Or

4
Tutorials that teach
Outliers and Modified Boxplots

Take your pick:

Tutorial

This tutorial talks about modified box-and-whisker plots. A modified box-and-whisker plot is one where the whiskers only extend to the highest and lowest nonoutlier value. Outliers represented with dots here. So here we have our lowest nonoutlier value being marked with the whisker with the line here.

And the outlier is represented by this blue dot. Group two also has an outlier. They have an outlier on the upper end. So their outlier is marked with this blue dot. And then, this line here is no longer indicating the true maximum, but rather the highest nonoutlier value.

Now, here, when we define outliers, as a reminder, outliers are data values that are significantly higher or lower than a majority of the values. And again, it's not just an extreme value. You could have values that are very large or very small that become an outlier when there's a gap between that extreme value in the bulk the rest of the values. And the way we decide whether or not we have an outlier is with the 1.5 times IQR rule. And as a quick reminder, IQR since interquartile range.

So if a data point is more than 1.5 times the IQR away from the first or third quartile, then it's an outlier. So this rule here helps us to mathematically determine whether or not a data value is significantly higher or lower than the majority of the values or it's nonsignificant and it's not an outlier.

Let's walk through an example. In this example here, we are looking at the heights in inches of third graders. So in order to determine whether or not I have an outlier, I need to know the third and first quartile, in order determine the interquartile range. And using the 5-number summary kind of helps to keep me organized.

So first, we need to find the median. And I'm going to switch to a darker color. I like to use dots, instead of actually crossing off, so that I can still see the numbers. And my numbers are already in order, which is good. So I can just start right away by crossing off my values to find my middle number.

And as we can see, in this example here, we end up with a median of 39. And just to double check, I have 1, 2, 3, 4, 5 values below and 1, 2, 3, 4, 5 values above. I don't actually need to know that. I just needed to find it so that I can find my first and third quartile.

So for my first quartile, I'm going to cross off the values from the minimum up to the maximum. And I find out that my first quartile is 37. Now, I'm going to do the same thing in order to find my third quartile. I'm going to cross off from the median up to the maximum to find the middle value here. And in this case, we find out that it's 41. So 41 is our third quartile.

Now, once I have the first and third quartile, I'm going to be calculating the interquartile range. So my interquartile range, my IQR is the same as Q3 minus Q1. So in this case, it's the same as 41 minus 37. And 41 minus 37 is 4. So the IQR for this example is 4.

Now, our rule for finding outliers is I take 1.5 and multiply it by the IQR. And that gets me a value of 6. So if a number is 6 lower than the first quartile or 6 higher than the third quartile, then it's an outlier. So I'm going to take the 37 and subtract 6. And I get 31. And we're going to take the 41 and add 6. And we get 47.

So now, I'm looking through my data values to determine whether or not I have anything less than 31 or more than 47. So I look and my lowest number is 34. So I'm OK there.

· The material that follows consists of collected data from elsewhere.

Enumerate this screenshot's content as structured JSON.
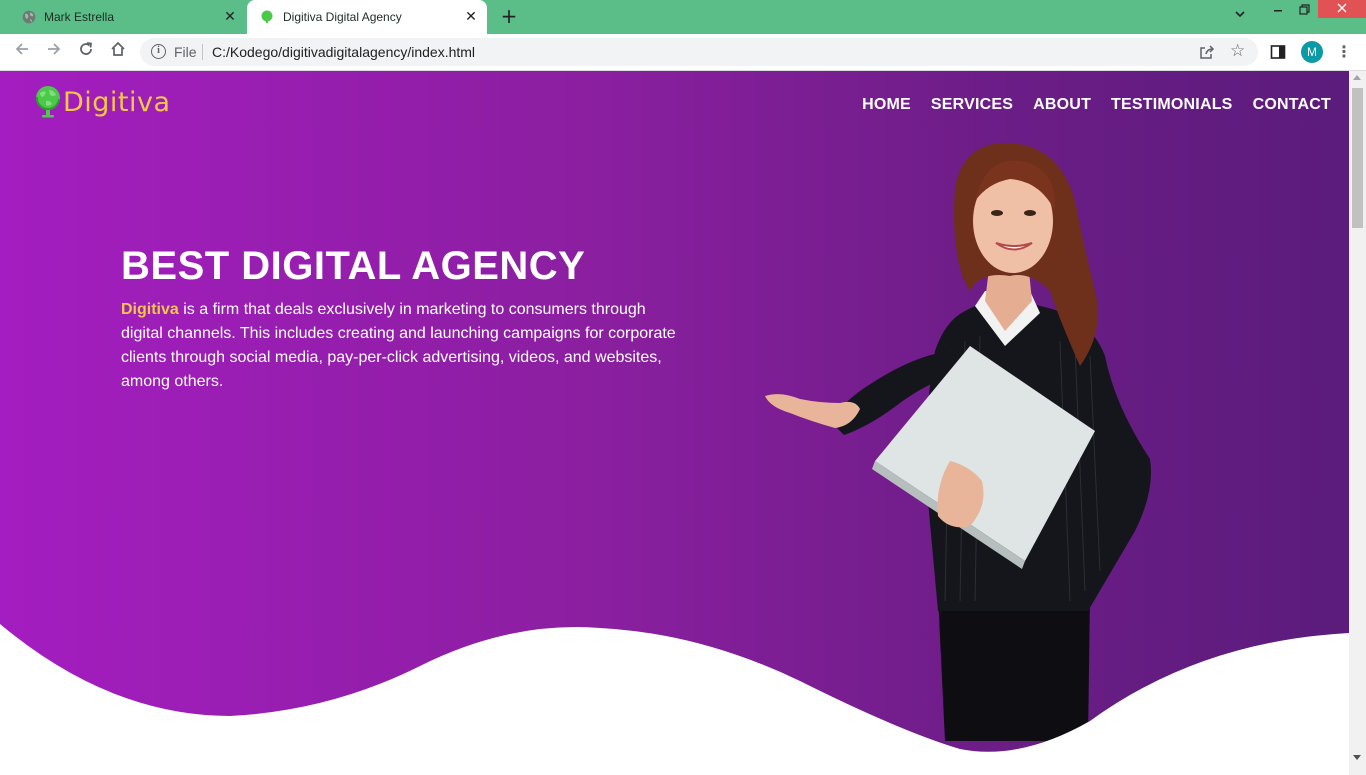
{
  "browser": {
    "tabs": [
      {
        "title": "Mark Estrella",
        "icon": "globe-icon",
        "active": false
      },
      {
        "title": "Digitiva Digital Agency",
        "icon": "site-favicon-icon",
        "active": true
      }
    ],
    "new_tab_label": "+",
    "address": {
      "security_label": "File",
      "url": "C:/Kodego/digitivadigitalagency/index.html"
    },
    "profile_initial": "M",
    "colors": {
      "tabbar": "#5bbd87",
      "close_button": "#e05254",
      "avatar": "#0c9aa6"
    }
  },
  "page": {
    "logo_text": "Digitiva",
    "nav": [
      "HOME",
      "SERVICES",
      "ABOUT",
      "TESTIMONIALS",
      "CONTACT"
    ],
    "headline": "BEST DIGITAL AGENCY",
    "intro_brand": "Digitiva",
    "intro_text": " is a firm that deals exclusively in marketing to consumers through digital channels. This includes creating and launching campaigns for corporate clients through social media, pay-per-click advertising, videos, and websites, among others.",
    "colors": {
      "hero_start": "#a41dc0",
      "hero_end": "#5b1c7c",
      "accent": "#f2c845",
      "logo_icon": "#4cc94a"
    }
  }
}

And my highest number is 51. Now, 51 is above 47. So this is going to be an outlier.

Now, 42 is my next value. So that is underneath 47. So that's OK. You can definitely have more than one outlier in a particular data set. Once we know what our outliers are, we can make a modified box-and-whisker plot. So we're going to do that now. And we already found out the 5-number summary. Our minimum is 34, our first quartile is 37, the median's 39, the third quartile is 41.

Now, the maximum was 51, but that's an outlier. So now, we're going to draw the line where the next highest nonoutlier value is. So that's 42. So while it's not the maximum for the whole data set, that's still the 51. It is the highest nonoutlier value. So we're going to make the same marks that we do in a traditional box plot.

And then, here, we're going to have a bar at 42 to indicate the highest non outlier value. And we're going to put a dot at 51, to indicate our outlier. We're going to connect first and third quartile to make the box. The minimum connects to the first quartile with a line.

The third quartile and maximum connect with a line. So this is our modified box plot. We're showing that we have an outlier out here at 51. And then, the remainder of our data here is indicated in the box. So this has been the tutorial on creating a modified box plot.